A jornalista Margarida Marques sempre foi exemplo de cidadã para aqueles que vêem na produção jornalística
o interesse social e na cultura o poder de transformação de mentes e corações.
Meus primeiros contatos
com a Dama da Liberdade de Expressão começou
no velho bar do Partidão (PCB) na rua 14 de Julho e depois na corpo a corpo,
panfletando o Jabaculê, militando e articulando pela criação do curso de
Jornalismo, juntamente com Edson Silva e outros valorosos companheiros.
Desde de então nossa história se entrelaçou. Juntos construímos
a Oposição Sindical Cutista no Sindicato dos Bancários, do qual foi assessora
de imprensa e daí para a primeira campanha de Zeca deputado estadual e depois
prefeito, quando demos um susto nas elites de Campo Grande e por pouco não chegamos
ao segundo turno com o então prefeito Juvêncio César da Fonseca.
Depois disso, batalhamos juntos para projetar o PT e Zeca
para o Governo do Estado. Foi rápido, e em seguida já disputamos a eleição para capital de Campo
Grande em que perdemos para o atual Governador por 411 votos. Depois fomos consolado
nas urnas com a eleição para Governador do Estado.

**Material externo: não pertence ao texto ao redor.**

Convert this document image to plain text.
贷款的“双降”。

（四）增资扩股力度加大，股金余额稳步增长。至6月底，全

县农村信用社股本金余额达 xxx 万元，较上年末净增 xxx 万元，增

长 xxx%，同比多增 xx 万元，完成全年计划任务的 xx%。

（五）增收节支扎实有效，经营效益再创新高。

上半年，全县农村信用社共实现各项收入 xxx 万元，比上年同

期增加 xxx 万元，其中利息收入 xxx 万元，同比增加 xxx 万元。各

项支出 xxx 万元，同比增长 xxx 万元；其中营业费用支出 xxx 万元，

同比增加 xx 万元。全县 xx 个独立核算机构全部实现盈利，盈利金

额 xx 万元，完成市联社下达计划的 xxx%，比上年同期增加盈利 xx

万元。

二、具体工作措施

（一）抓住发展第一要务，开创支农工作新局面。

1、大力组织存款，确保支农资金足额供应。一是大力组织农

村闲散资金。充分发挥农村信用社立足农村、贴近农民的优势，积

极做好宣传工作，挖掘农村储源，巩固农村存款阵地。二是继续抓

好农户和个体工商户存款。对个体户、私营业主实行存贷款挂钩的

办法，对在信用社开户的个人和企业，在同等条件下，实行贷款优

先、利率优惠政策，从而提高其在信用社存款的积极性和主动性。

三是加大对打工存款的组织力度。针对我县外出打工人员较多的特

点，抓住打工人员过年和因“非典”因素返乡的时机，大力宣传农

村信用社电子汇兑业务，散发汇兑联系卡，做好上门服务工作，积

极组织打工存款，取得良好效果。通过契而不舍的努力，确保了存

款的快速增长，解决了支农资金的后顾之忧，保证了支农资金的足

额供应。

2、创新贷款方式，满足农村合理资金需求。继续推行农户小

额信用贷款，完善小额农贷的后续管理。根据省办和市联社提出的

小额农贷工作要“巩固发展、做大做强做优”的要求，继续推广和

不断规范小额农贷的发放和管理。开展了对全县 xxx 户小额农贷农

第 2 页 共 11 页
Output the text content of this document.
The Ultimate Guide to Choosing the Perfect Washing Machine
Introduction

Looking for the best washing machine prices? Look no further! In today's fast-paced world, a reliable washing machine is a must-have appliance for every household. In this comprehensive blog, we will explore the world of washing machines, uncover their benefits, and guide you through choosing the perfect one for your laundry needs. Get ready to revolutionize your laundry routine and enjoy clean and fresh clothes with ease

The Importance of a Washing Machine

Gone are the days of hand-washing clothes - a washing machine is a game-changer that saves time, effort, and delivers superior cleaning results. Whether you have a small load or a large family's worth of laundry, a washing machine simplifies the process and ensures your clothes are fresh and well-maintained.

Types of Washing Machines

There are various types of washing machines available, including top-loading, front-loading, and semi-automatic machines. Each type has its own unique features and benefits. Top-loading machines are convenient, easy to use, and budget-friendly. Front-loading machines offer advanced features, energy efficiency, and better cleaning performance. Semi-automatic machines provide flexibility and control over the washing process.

Nós jornalistas ficamos nos bastidores, preparamos o campo
para os grande embates eleitorais. Por trás de todos estes processos eleitorais
a figura de Margarida Marques era marcante, colaborando com a sua visão de
mundo, organização, valores éticos e culturais. Desde de a montagem de arquivos
a decisões de relevantes sobre a vida das pessoais e dos fatos que impactavam a
sociedade sul-mato-grossense.
Sempre nos fazia enxerga mais longe, a longo prazo, daí
muitas vezes a incompreensão dos próprios da esquerda petista. Foi assim, quando assumimos o Governo e juntos
acreditávamos na possibilidade de estabelecer uma nova relação da máquina estatal com os
veículos de comunicação, acostumados a subvenção com o dinheiro público para
ficar em silêncio ou amenizar os desmandos daqueles que estão comando do
Governo.
Foi assim, quando tivemos a oportunidade no primeiro Governo
do PT no MS de assumir o comando da TV Educativa, hoje T V Brasil Pantanal, com
o sonho de construir um jornalismo plural, inteligente, crítico e independente,
capaz de dar aos cidadãos o tão nobre direito de formar sua livre o opinião,
sem tutela da publicidade estatal ou da lógica desumana da propaganda.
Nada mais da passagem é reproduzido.